At Recorded Future we’ve been very careful to avoid claiming “predictions of the past”. We’ve stuck out our neck by making a few predictions; sometimes successful, sometimes not. We proudly herald our work on out of sample trading signals because there’s a clear outcome to measure against, and it’s pretty binary whether it works or not. But otherwise, we’re careful.
That said, there are there are several points in Leetaru’s work that we take issue with and warrant closer inspection.
Sentiment and Tone
The way Leetaru calculates sentiment, using the whole document to measure sentiment, is under heavy debate.
Consider this typical news coverage of the Middle East back in April, 2011 which reports on updates from across the Middle East. This single document includes mentions of Libya, Tunisia, Egypt, and Syria, and contains many positive and negative phrases.
Here are several examples:
- “Tik has been released in Damascus, and wanted to pass on the good news!”
- “This will be brief, but at very very long last, we have good news to share…”
- “…well-armed, seemingly well-trained soldiers in full military attire…their very presence has boosted morale on the front line”
- “the 32nd Brigade, one of the best-equipped and trained units, had been sent early on Friday”
- “The destruction cannot be described.”
- “This graphic video is said to show protesters suffering violent physical reactions”
- “…beleaguered rebels battling Col. Muammar el-Qaddafi’s forces…”
- “…dozens of protesters have been killed recently.”
What will sentiment and tone in such a document tell us about Egypt in particular? We have some ideas for how to actually prove out this point and will be back on the subject (if we were good academics, we wouldn’t blog about it ahead, but…). 🙂
Despite this criticism, Leetaru makes some other very good points on sentiment and tone. So, plenty to learn from the paper.
Pinpointing Bin Laden I
The paper makes a very strong claim on where Bin Laden would have been located based on open sources:
“global news content would have suggested Northern Pakistan in a 200 km. radius around Islamabad and Peshawar as his most likely location, and that he was nearly twice as likely to be making his residence in Pakistan as Afghanistan”.

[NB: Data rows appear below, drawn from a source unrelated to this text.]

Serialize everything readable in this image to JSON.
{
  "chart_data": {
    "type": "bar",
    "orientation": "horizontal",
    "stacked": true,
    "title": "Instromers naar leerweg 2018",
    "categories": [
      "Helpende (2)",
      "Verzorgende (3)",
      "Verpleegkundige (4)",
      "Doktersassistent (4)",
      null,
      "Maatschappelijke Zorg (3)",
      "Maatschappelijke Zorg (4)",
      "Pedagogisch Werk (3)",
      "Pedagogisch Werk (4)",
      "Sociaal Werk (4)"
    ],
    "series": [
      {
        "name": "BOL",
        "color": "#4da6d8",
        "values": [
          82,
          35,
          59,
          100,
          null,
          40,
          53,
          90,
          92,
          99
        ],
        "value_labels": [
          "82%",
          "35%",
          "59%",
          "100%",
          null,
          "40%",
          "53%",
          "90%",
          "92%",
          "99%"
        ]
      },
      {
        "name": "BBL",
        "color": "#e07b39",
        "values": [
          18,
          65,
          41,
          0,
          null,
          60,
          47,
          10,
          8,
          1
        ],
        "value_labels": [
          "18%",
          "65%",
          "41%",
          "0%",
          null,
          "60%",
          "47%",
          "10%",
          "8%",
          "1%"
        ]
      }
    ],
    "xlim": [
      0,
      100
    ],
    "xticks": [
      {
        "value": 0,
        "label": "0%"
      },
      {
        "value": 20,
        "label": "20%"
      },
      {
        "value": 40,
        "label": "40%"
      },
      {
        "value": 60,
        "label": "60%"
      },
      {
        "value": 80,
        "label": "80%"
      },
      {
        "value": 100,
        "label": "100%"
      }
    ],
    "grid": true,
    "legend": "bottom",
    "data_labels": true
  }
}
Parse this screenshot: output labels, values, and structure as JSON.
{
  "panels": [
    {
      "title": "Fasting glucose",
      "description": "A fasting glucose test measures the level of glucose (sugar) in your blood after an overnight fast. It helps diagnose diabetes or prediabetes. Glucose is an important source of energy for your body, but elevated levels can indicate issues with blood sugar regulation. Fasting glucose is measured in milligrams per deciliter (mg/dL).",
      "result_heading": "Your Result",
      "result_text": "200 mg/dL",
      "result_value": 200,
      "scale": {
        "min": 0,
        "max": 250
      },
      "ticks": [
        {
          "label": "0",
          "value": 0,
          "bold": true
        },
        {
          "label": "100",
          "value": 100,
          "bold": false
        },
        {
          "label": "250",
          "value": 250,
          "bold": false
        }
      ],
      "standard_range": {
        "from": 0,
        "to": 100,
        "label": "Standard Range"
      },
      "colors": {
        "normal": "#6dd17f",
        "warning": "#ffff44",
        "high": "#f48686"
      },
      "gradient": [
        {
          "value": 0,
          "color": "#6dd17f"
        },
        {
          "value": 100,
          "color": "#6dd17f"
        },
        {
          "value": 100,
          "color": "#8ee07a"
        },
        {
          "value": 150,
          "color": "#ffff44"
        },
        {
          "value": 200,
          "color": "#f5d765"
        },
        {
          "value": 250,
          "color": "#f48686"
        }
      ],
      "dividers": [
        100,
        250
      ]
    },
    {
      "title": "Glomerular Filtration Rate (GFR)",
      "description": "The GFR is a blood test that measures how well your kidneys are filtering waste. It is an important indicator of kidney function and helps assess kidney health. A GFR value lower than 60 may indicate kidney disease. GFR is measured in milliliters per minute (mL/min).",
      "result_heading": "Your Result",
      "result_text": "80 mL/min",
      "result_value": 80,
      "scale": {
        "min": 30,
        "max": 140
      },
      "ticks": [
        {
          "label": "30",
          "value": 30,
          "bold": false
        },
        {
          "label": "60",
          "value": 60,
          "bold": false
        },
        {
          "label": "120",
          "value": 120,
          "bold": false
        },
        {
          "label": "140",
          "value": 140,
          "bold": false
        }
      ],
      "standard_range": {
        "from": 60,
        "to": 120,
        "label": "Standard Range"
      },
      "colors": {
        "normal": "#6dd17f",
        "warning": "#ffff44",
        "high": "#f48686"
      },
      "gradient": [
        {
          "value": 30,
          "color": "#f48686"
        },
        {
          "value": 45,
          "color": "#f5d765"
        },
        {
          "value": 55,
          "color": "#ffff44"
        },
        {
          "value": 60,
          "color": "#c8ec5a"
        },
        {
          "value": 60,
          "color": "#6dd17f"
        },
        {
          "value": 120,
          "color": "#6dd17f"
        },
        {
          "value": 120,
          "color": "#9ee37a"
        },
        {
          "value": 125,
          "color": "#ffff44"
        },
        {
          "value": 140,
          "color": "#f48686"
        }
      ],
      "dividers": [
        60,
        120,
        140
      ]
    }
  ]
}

“Indeed nearly 49 percent of all articles mentioning Bin Laden included a city in Pakistan and both Islamabad and Peshawar rank in the top five non–Western cities associated with him.”
Now, remember Islamabad is the capital of Pakistan. A typical news story by the Dawn, Pakistan’s oldest and most widely read English-language newspaper, starts like this:
“ISLAMABAD, Sept 13: A number of National Assembly employees are reluctant to present their academic certificates for necessary verification as directed by the federal government.”

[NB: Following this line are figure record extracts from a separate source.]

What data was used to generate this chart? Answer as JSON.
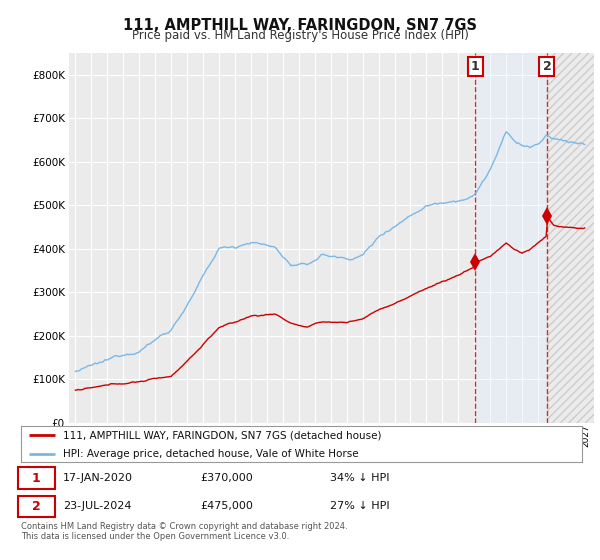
{
  "title": "111, AMPTHILL WAY, FARINGDON, SN7 7GS",
  "subtitle": "Price paid vs. HM Land Registry's House Price Index (HPI)",
  "legend_line1": "111, AMPTHILL WAY, FARINGDON, SN7 7GS (detached house)",
  "legend_line2": "HPI: Average price, detached house, Vale of White Horse",
  "annotation1_date": "17-JAN-2020",
  "annotation1_price": "£370,000",
  "annotation1_pct": "34% ↓ HPI",
  "annotation2_date": "23-JUL-2024",
  "annotation2_price": "£475,000",
  "annotation2_pct": "27% ↓ HPI",
  "footer": "Contains HM Land Registry data © Crown copyright and database right 2024.\nThis data is licensed under the Open Government Licence v3.0.",
  "hpi_color": "#7ab8e8",
  "price_color": "#cc0000",
  "annotation_color": "#cc0000",
  "background_color": "#ebebeb",
  "grid_color": "#ffffff",
  "shade_color": "#ddeeff",
  "hatch_color": "#dddddd",
  "ylim": [
    0,
    850000
  ],
  "yticks": [
    0,
    100000,
    200000,
    300000,
    400000,
    500000,
    600000,
    700000,
    800000
  ],
  "sale1_year": 2020.046,
  "sale1_val": 370000,
  "sale2_year": 2024.554,
  "sale2_val": 475000
}
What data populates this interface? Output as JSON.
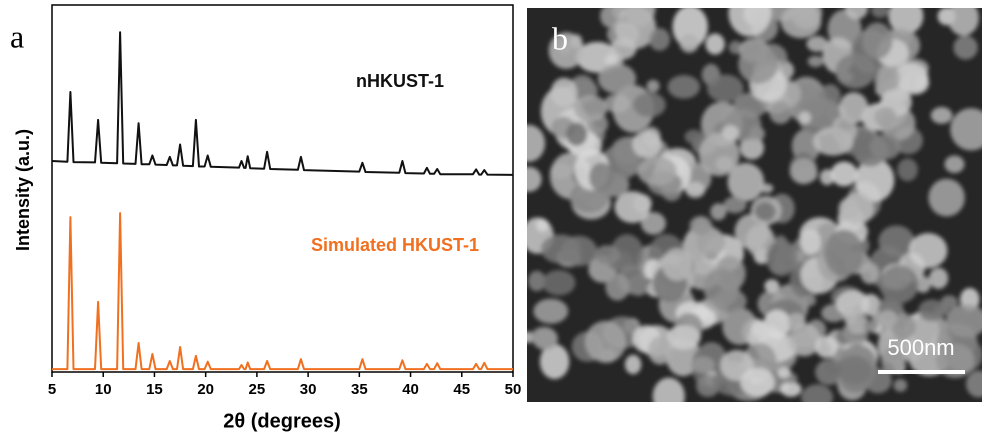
{
  "chart_data": {
    "type": "line",
    "panel_label": "a",
    "x_label": "2θ (degrees)",
    "y_label": "Intensity (a.u.)",
    "x": [
      5,
      6.5,
      6.8,
      7.1,
      9.2,
      9.5,
      9.8,
      11.35,
      11.65,
      11.95,
      13.15,
      13.45,
      13.75,
      14.5,
      14.8,
      15.1,
      16.2,
      16.5,
      16.8,
      17.2,
      17.5,
      17.8,
      18.75,
      19.05,
      19.35,
      19.9,
      20.2,
      20.5,
      23.25,
      23.5,
      23.75,
      23.9,
      24.1,
      24.35,
      25.7,
      26,
      26.3,
      29.0,
      29.3,
      29.6,
      35.0,
      35.3,
      35.6,
      38.9,
      39.2,
      39.5,
      41.3,
      41.6,
      41.9,
      42.3,
      42.6,
      42.9,
      46.1,
      46.4,
      46.7,
      46.9,
      47.2,
      47.5,
      50
    ],
    "series": [
      {
        "name": "nHKUST-1",
        "color": "#111111",
        "values": [
          57.5,
          57.3,
          76.3,
          57.2,
          57.1,
          68.7,
          57.0,
          56.9,
          92.6,
          56.8,
          56.7,
          67.8,
          56.6,
          56.6,
          59.0,
          56.5,
          56.4,
          58.6,
          56.3,
          56.3,
          62.0,
          56.2,
          56.1,
          68.7,
          56.0,
          56.0,
          59.0,
          55.9,
          55.7,
          57.5,
          55.6,
          55.6,
          58.8,
          55.5,
          55.4,
          60.0,
          55.3,
          55.1,
          58.6,
          55.0,
          54.6,
          57.0,
          54.5,
          54.3,
          57.5,
          54.2,
          54.1,
          55.6,
          54.0,
          54.0,
          55.3,
          53.9,
          53.9,
          55.2,
          53.8,
          53.8,
          55.0,
          53.8,
          53.7
        ]
      },
      {
        "name": "Simulated HKUST-1",
        "color": "#f07020",
        "values": [
          0.8,
          0.8,
          42.2,
          0.8,
          0.8,
          19.1,
          0.8,
          0.8,
          43.3,
          0.8,
          0.8,
          7.9,
          0.8,
          0.8,
          4.9,
          0.8,
          0.8,
          3.0,
          0.8,
          0.8,
          6.8,
          0.8,
          0.8,
          4.4,
          0.8,
          0.8,
          2.8,
          0.8,
          0.8,
          1.9,
          0.8,
          0.8,
          2.6,
          0.8,
          0.8,
          3.0,
          0.8,
          0.8,
          3.5,
          0.8,
          0.8,
          3.5,
          0.8,
          0.8,
          3.2,
          0.8,
          0.8,
          2.2,
          0.8,
          0.8,
          2.4,
          0.8,
          0.8,
          2.2,
          0.8,
          0.8,
          2.5,
          0.8,
          0.8
        ]
      }
    ],
    "xlim": [
      5,
      50
    ],
    "xticks": [
      5,
      10,
      15,
      20,
      25,
      30,
      35,
      40,
      45,
      50
    ],
    "ylim": [
      0,
      100
    ]
  },
  "image_panel": {
    "label": "b",
    "scale_bar": "500nm"
  }
}
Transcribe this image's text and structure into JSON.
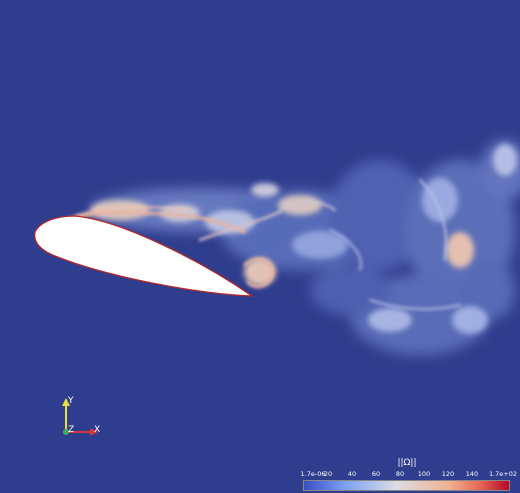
{
  "colors": {
    "background": "#2f3d8e",
    "airfoil": "#ffffff",
    "edge": "#b42828",
    "colormap": [
      "#3b4cc0",
      "#7a9ff5",
      "#c5d2ee",
      "#eecbb8",
      "#f08f6e",
      "#b40426"
    ]
  },
  "axes_triad": {
    "y_label": "Y",
    "z_label": "Z",
    "x_label": "X"
  },
  "colorbar": {
    "title": "||Ω||",
    "min_label": "1.7e-06",
    "max_label": "1.7e+02",
    "ticks": [
      "20",
      "40",
      "60",
      "80",
      "100",
      "120",
      "140"
    ]
  }
}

Islamabad is very likely to show up in Dawn stories, and thus, it is less strong a source for computing co-occurrences at a document level.
Pinpointing Bin Laden II
Now, let’s assume that the approach on co-occurrences actually works. Consider this map:
Peshawar is about as far from Kabul (a bit further) as it is close to Abbottabad. Peshawar has 3.6M people, Islamabad 1.3M, and the Rawalpindi/Islamabad Metropolitan Area is the third largest in Pakistan with a population of over 4.5 million inhabitants.
What do I do with such information? It’s not very helpful operationally in my humble opinion. I was trained as an army ranger a long (very long) time ago, and this would not exactly qualify for targeting.
Pinpointing Bin Laden III
The big point on Bin Laden and Abbottabad from an open source analysis perspective, again from my point of view, is that before May 2, 2011, there were basically no documents on the internet mentioning Abbottabad and Bin Laden together. That’s actually pretty amazing.

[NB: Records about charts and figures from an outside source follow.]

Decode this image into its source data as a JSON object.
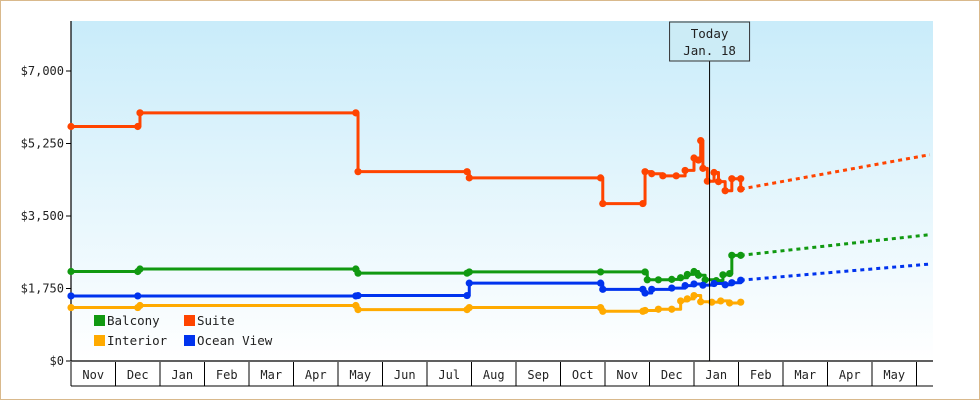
{
  "chart_data": {
    "type": "line",
    "title": "",
    "xlabel": "",
    "ylabel": "",
    "ylim": [
      0,
      7000
    ],
    "yticks": [
      {
        "value": 0,
        "label": "$0"
      },
      {
        "value": 1750,
        "label": "$1,750"
      },
      {
        "value": 3500,
        "label": "$3,500"
      },
      {
        "value": 5250,
        "label": "$5,250"
      },
      {
        "value": 7000,
        "label": "$7,000"
      }
    ],
    "months": [
      "Nov",
      "Dec",
      "Jan",
      "Feb",
      "Mar",
      "Apr",
      "May",
      "Jun",
      "Jul",
      "Aug",
      "Sep",
      "Oct",
      "Nov",
      "Dec",
      "Jan",
      "Feb",
      "Mar",
      "Apr",
      "May"
    ],
    "today": {
      "line1": "Today",
      "line2": "Jan. 18",
      "x": 14.35
    },
    "legend_placement": "bottom-left",
    "grid": false,
    "series": [
      {
        "name": "Balcony",
        "color": "#119911",
        "points": [
          [
            0,
            2160
          ],
          [
            1.5,
            2160
          ],
          [
            1.55,
            2220
          ],
          [
            6.4,
            2220
          ],
          [
            6.45,
            2120
          ],
          [
            8.9,
            2120
          ],
          [
            8.95,
            2150
          ],
          [
            11.9,
            2150
          ],
          [
            12.9,
            2150
          ],
          [
            12.95,
            1960
          ],
          [
            13.2,
            1960
          ],
          [
            13.5,
            1970
          ],
          [
            13.7,
            2010
          ],
          [
            13.85,
            2090
          ],
          [
            14,
            2160
          ],
          [
            14.1,
            2070
          ],
          [
            14.25,
            1960
          ],
          [
            14.5,
            1940
          ],
          [
            14.65,
            2080
          ],
          [
            14.8,
            2110
          ],
          [
            14.85,
            2550
          ],
          [
            15.05,
            2550
          ]
        ],
        "forecast": [
          [
            15.05,
            2550
          ],
          [
            19.3,
            3050
          ]
        ]
      },
      {
        "name": "Suite",
        "color": "#ff4400",
        "points": [
          [
            0,
            5660
          ],
          [
            1.5,
            5660
          ],
          [
            1.55,
            5990
          ],
          [
            6.4,
            5990
          ],
          [
            6.45,
            4570
          ],
          [
            8.9,
            4570
          ],
          [
            8.95,
            4420
          ],
          [
            11.9,
            4420
          ],
          [
            11.95,
            3800
          ],
          [
            12.85,
            3800
          ],
          [
            12.9,
            4570
          ],
          [
            13.05,
            4520
          ],
          [
            13.3,
            4470
          ],
          [
            13.6,
            4470
          ],
          [
            13.8,
            4600
          ],
          [
            14,
            4900
          ],
          [
            14.1,
            4850
          ],
          [
            14.15,
            5320
          ],
          [
            14.2,
            4650
          ],
          [
            14.3,
            4340
          ],
          [
            14.45,
            4550
          ],
          [
            14.55,
            4330
          ],
          [
            14.7,
            4110
          ],
          [
            14.85,
            4400
          ],
          [
            15.05,
            4400
          ],
          [
            15.05,
            4150
          ]
        ],
        "forecast": [
          [
            15.05,
            4150
          ],
          [
            19.3,
            4980
          ]
        ]
      },
      {
        "name": "Interior",
        "color": "#ffaa00",
        "points": [
          [
            0,
            1290
          ],
          [
            1.5,
            1290
          ],
          [
            1.55,
            1340
          ],
          [
            6.4,
            1340
          ],
          [
            6.45,
            1240
          ],
          [
            8.9,
            1240
          ],
          [
            8.95,
            1290
          ],
          [
            11.9,
            1290
          ],
          [
            11.95,
            1200
          ],
          [
            12.85,
            1200
          ],
          [
            12.9,
            1220
          ],
          [
            13.2,
            1250
          ],
          [
            13.5,
            1250
          ],
          [
            13.7,
            1450
          ],
          [
            13.85,
            1500
          ],
          [
            14,
            1580
          ],
          [
            14.15,
            1430
          ],
          [
            14.4,
            1420
          ],
          [
            14.6,
            1450
          ],
          [
            14.8,
            1400
          ],
          [
            15.05,
            1420
          ]
        ],
        "forecast": []
      },
      {
        "name": "Ocean View",
        "color": "#0033ee",
        "points": [
          [
            0,
            1570
          ],
          [
            1.5,
            1570
          ],
          [
            6.4,
            1570
          ],
          [
            6.45,
            1580
          ],
          [
            8.9,
            1580
          ],
          [
            8.95,
            1880
          ],
          [
            11.9,
            1880
          ],
          [
            11.95,
            1730
          ],
          [
            12.85,
            1730
          ],
          [
            12.9,
            1640
          ],
          [
            13.05,
            1730
          ],
          [
            13.5,
            1760
          ],
          [
            13.8,
            1820
          ],
          [
            14,
            1860
          ],
          [
            14.2,
            1830
          ],
          [
            14.45,
            1870
          ],
          [
            14.7,
            1840
          ],
          [
            14.85,
            1890
          ],
          [
            15.05,
            1950
          ]
        ],
        "forecast": [
          [
            15.05,
            1950
          ],
          [
            19.3,
            2340
          ]
        ]
      }
    ]
  }
}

Now of course, you may find that aggregation of information will show you interesting patterns beyond individual tidbits, but a 200km radius is not that.
In conclusion, I’d like to say that Leetaru has presented overall awesome work, but a few adjustments would make it so much better. Open source or even web source intelligence has lots of promise for essentially every type of analysis. We’re hard at work at this at Recorded Future.